The researchers have named this species “Tutcetus rayanensis,” in honor of the Egyptian boy king Tutankhamun and the Wadi El-Rayan Protected Area situated in Egypt’s Fayoum Oasis, where the original specimen was discovered.
Measuring around 2.5 meters (eight feet) in length and weighing approximately 187 kilograms (410 pounds), Tutcetus stands as the smallest species identified within the basilosaurids, an ancient group of whales that exclusively inhabited aquatic environments.
Leading the team, Hesham Sallam from the American University in Cairo (AUC) described it as a “remarkable discovery that documents one of the first phases of the transition to a fully aquatic lifestyle.”
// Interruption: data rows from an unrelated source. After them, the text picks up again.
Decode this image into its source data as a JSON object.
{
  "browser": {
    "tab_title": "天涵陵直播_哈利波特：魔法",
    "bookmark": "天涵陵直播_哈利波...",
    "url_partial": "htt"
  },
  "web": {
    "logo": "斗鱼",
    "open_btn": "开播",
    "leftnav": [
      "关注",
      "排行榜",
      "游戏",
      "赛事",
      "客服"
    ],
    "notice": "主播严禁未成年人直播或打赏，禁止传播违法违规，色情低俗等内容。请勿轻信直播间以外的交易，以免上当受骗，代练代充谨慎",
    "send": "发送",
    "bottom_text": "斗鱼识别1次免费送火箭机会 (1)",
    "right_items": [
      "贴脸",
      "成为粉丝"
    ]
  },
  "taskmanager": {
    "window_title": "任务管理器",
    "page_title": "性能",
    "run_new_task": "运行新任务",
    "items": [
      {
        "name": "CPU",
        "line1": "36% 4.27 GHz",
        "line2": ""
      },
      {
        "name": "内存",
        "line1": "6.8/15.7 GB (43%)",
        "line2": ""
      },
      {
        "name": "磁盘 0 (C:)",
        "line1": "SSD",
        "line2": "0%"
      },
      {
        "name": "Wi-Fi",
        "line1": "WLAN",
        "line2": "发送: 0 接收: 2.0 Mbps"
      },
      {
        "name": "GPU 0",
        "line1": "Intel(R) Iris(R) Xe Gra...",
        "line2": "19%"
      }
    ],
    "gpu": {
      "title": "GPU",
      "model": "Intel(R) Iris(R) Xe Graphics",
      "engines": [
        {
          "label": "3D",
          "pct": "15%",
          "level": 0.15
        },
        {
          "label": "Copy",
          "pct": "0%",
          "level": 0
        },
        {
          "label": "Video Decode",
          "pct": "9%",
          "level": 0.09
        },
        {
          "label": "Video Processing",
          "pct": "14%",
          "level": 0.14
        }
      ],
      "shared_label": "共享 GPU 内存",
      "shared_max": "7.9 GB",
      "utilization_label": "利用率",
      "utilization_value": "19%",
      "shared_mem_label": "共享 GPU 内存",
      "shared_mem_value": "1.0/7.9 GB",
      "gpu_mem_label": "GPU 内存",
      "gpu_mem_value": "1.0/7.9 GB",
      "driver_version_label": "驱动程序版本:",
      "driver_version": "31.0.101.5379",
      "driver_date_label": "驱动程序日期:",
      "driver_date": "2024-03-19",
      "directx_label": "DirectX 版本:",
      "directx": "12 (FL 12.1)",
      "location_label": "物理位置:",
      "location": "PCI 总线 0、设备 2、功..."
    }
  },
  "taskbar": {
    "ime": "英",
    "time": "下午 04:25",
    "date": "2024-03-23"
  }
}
Basilosaurids evolved “fish-like traits, including a streamlined body, robust tail, flippers, and a tail fin. They possessed hind limbs that were the last vestiges visibly resembling ‘legs,’ though these were not employed for walking but potentially for mating purposes,” Sallam explained in a statement from the American University in Cairo (AUC).
Erik Seiffert from the University of Southern California, a co-author of the team’s study published in Communications Biology, emphasized that Egypt’s Eocene fossil sites in the Western Desert have maintained their status as the globe’s foremost locations for comprehending the initial stages of whale evolution and their complete adaptation to an aquatic lifestyle.
Situated approximately 150 kilometers (90 miles) southwest of Cairo, the Fayoum Oasis is home to Wadi al-Hitan, also known as the Valley of the Whales, a UNESCO World Heritage Site renowned for yielding numerous fossils representing some of the earliest manifestations of whales.
In the Eocene period, spanning 56 to 34 million years ago, Fayoum, which now stands as an oasis in the Western Desert, was submerged beneath a tropical sea.